On climate change, Macron told US lawmakers there is “no Planet B,” acknowledging a disagreement with President Donald Trump, who pulled his nation from the landmark Paris accord.
“Let us face it. There is no Planet B,” Macron said in an address to Congress on the final day of his state visit to the United States.
“We have disagreements between the United States and France. It may happen, like in all families,” he said — but such differences would be short-term.
“We’re just citizens of the same planet,” Macron said.
“With business leaders and local communities, let us work together in order to make our planet great again and create new jobs and new opportunities while safeguarding our Earth. And I’m sure one day, the United States would come back and join the Paris agreement.”
Trump said last year that his country would withdraw from the accord, which aims to reduce damaging emissions and was signed by almost 200 countries.
Macron also lashed out against fake news — and gave a tongue-in-cheek apology for violating President Donald Trump’s “copyright” on the term.

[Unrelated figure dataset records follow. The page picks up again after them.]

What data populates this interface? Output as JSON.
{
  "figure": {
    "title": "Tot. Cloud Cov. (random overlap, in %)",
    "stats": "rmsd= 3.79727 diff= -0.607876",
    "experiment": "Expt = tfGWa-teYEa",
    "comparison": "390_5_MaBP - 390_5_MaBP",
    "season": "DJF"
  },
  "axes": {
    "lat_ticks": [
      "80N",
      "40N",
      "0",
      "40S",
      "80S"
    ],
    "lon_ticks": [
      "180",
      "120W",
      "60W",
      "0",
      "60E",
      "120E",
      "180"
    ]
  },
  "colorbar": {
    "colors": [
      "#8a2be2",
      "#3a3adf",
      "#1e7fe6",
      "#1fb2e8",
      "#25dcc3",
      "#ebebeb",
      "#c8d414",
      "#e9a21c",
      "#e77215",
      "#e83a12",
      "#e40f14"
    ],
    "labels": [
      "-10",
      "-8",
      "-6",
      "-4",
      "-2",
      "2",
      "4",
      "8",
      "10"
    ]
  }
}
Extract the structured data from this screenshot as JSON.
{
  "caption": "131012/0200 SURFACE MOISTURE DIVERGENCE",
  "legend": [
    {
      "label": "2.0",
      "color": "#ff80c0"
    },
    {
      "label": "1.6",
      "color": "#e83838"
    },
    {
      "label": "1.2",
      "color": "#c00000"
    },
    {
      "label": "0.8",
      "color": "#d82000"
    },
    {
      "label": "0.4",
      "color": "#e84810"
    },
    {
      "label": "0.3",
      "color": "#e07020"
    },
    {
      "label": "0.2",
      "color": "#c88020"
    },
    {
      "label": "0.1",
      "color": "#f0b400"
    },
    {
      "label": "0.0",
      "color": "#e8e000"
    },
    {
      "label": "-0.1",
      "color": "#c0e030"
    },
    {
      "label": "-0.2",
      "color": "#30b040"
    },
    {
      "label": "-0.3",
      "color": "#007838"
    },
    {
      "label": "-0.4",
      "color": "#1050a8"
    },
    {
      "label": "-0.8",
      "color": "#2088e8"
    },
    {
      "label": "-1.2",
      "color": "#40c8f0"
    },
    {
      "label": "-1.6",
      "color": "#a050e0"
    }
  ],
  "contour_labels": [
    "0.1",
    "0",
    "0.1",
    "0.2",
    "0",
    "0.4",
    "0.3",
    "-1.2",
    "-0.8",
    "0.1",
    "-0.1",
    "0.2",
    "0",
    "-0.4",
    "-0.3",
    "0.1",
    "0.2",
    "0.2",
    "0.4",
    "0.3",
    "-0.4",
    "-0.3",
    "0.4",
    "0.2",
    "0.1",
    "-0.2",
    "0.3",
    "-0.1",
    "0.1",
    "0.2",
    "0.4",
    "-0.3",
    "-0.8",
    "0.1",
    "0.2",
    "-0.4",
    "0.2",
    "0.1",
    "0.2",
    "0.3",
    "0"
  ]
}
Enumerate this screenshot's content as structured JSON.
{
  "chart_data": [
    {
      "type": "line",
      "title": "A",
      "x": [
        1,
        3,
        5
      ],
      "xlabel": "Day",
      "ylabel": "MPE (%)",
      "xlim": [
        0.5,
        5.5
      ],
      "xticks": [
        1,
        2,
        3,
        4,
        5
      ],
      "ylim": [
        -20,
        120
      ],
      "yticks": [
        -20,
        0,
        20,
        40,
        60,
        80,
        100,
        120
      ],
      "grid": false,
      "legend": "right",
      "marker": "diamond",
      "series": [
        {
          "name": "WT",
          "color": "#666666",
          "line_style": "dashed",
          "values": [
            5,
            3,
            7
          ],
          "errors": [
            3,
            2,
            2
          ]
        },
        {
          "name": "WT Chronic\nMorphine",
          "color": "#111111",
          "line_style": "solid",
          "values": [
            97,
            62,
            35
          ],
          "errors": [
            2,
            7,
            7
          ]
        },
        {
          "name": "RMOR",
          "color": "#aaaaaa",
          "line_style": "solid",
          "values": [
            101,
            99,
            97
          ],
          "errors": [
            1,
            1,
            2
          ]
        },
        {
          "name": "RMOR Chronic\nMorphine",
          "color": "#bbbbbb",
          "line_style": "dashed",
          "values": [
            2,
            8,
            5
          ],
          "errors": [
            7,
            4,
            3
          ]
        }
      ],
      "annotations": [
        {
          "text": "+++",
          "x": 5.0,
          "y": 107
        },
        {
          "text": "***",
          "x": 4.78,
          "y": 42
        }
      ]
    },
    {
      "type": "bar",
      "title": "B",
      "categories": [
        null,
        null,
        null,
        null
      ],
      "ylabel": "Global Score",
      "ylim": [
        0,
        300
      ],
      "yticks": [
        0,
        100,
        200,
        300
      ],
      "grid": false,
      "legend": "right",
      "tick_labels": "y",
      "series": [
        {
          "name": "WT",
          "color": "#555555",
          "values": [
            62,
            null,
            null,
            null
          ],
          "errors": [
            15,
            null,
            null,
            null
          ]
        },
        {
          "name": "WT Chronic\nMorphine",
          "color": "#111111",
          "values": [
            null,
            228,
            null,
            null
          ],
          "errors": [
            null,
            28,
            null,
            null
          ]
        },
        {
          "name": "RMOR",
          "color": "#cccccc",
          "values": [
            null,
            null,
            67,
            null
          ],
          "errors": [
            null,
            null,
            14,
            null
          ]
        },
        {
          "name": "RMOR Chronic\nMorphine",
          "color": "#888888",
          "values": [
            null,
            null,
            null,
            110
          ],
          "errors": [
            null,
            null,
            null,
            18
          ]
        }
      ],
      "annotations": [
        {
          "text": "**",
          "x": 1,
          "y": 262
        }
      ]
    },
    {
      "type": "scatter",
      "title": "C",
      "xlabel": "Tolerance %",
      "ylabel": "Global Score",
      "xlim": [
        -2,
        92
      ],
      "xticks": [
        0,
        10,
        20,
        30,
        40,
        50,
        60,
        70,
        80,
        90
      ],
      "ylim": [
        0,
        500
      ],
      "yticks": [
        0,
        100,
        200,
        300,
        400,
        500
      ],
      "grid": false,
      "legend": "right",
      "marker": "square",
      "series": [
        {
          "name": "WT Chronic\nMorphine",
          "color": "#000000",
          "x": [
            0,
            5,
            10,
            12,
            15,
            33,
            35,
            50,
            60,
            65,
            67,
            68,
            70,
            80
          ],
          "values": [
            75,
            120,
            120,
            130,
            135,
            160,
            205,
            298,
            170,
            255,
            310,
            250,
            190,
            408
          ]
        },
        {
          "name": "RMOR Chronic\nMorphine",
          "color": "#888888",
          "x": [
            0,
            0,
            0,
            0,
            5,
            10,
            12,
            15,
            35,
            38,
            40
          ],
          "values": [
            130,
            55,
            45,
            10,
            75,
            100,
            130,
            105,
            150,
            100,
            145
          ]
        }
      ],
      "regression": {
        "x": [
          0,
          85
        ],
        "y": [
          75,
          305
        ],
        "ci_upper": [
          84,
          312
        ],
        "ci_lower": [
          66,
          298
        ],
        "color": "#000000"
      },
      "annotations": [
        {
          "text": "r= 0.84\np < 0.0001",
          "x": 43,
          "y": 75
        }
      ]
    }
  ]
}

He warned that lies disseminated online are threatening freedoms worldwide, saying: “Without reason, without truth, there is no real democracy because democracy is about true choices and rational decisions.”
Macron tasked his government this year with drafting a law to punish false information distributed during election campaigns. Macron says his presidential campaign last year was a victim of fake news, notably accusing Russian news sites RT and Sputnik.
He also warned against “terrorist propaganda that spreads its fanaticism on the Internet.”
In recounting common bonds from the earliest days of the United States, Macron talked about a meeting between Ben Franklin and the French philosopher Voltaire, “kissing each other’s cheeks.”
In an apparent reference to his friendly meetings this week with Trump, he said, “It can remind you of something.”
Macron was speaking as part of his visit to the United States. It’s the first time a president from France has addressed Congress in more than a decade, but follows a tradition of foreign leaders appearing at the US Capitol.